Moskau will neuartige Raketen gegen die Ukraine eingesetzt haben. Experten hegen Zweifel, sehen in der Verlautbarung jedoch eine neue Drohung.

Von Nicolas Freund

Das russische Militär will im Krieg in der Ukraine Hyperschallraketen eingesetzt haben, um ein Treibstofflager und einen Stützpunkt der ukrainischen Armee zu zerstören. Entsprechende Angaben machte ein Sprecher des russischen Verteidigungsministeriums in Moskau.

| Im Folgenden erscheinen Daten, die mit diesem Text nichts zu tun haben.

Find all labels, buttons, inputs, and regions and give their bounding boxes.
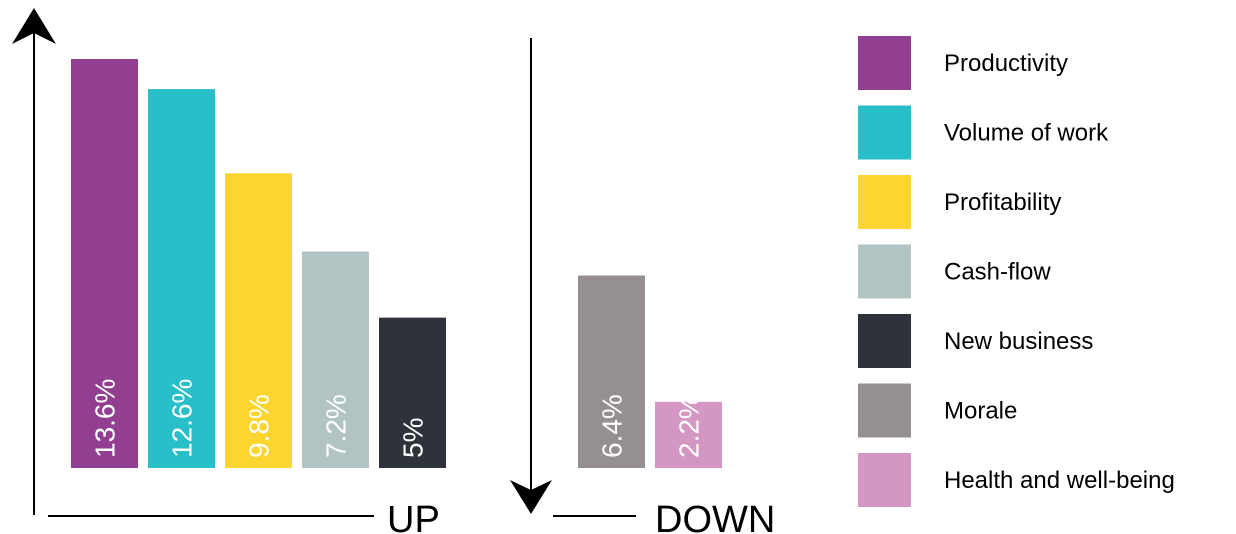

Beobachter hielten mit dem Einsatz der Raketen eine neue Eskalationsstufe im Krieg für erreicht. Allerdings gibt es Zweifel an der russischen Darstellung.

Die angeblich eingesetzten Raketen vom Typ Kinschal (Dolch) werden von einem Kampfflugzeug aus abgeschossen, können sehr hohe Geschwindigkeiten von 6000 Kilometern pro Stunde erreichen und haben nach russischen Angaben eine Reichweite von bis zu 2000 Kilometern. Wegen der hohen Geschwindigkeiten und weil diese Art von Raketen keine ballistische Flugbahn hat, sind sie von Abwehrsystemen nur sehr schwer zu kontern. Außerdem können sie aus großer Entfernung, zum Beispiel aus einem sicheren Luftraum heraus, gestartet werden. Der Name Hyperschallrakete ist dabei irreführend, weil die meisten Raketen und Marschflugkörper schneller als Schallgeschwindigkeit fliegen.

Kinschals sollen bisher nur bei Manövern und möglicherweise im Syrien-Konflikt zum Einsatz gekommen sein. Der Einsatz dieser Waffen in der Ukraine wurde nicht unabhängig bestätigt. Möglicherweise ist auch nur ein konventioneller Marschflugkörper, wie sie Russland in dem Konflikt zu Hunderten einsetzt, von einem Flugzeug aus abgefeuert worden.

Strategisch ergäbe der Einsatz einer solchen speziellen Rakete gegen die genannten Ziele auch nur bedingt Sinn, vor allem da Russland wohl nur über ein vergleichsweise kleines Arsenal dieser Waffen verfügt. Unabhängig davon, ob Kinschal-Raketen zum Einsatz gekommen sind oder nicht, wird die Behauptung aber als weitere Drohung an die ukrainische Regierung und den Westen verstanden: Russland sei bereit, modernere Waffensysteme wie diese Flugkörper, die sich auch mit Atomsprengköpfen bestücken lassen, in dem Konflikt einzusetzen.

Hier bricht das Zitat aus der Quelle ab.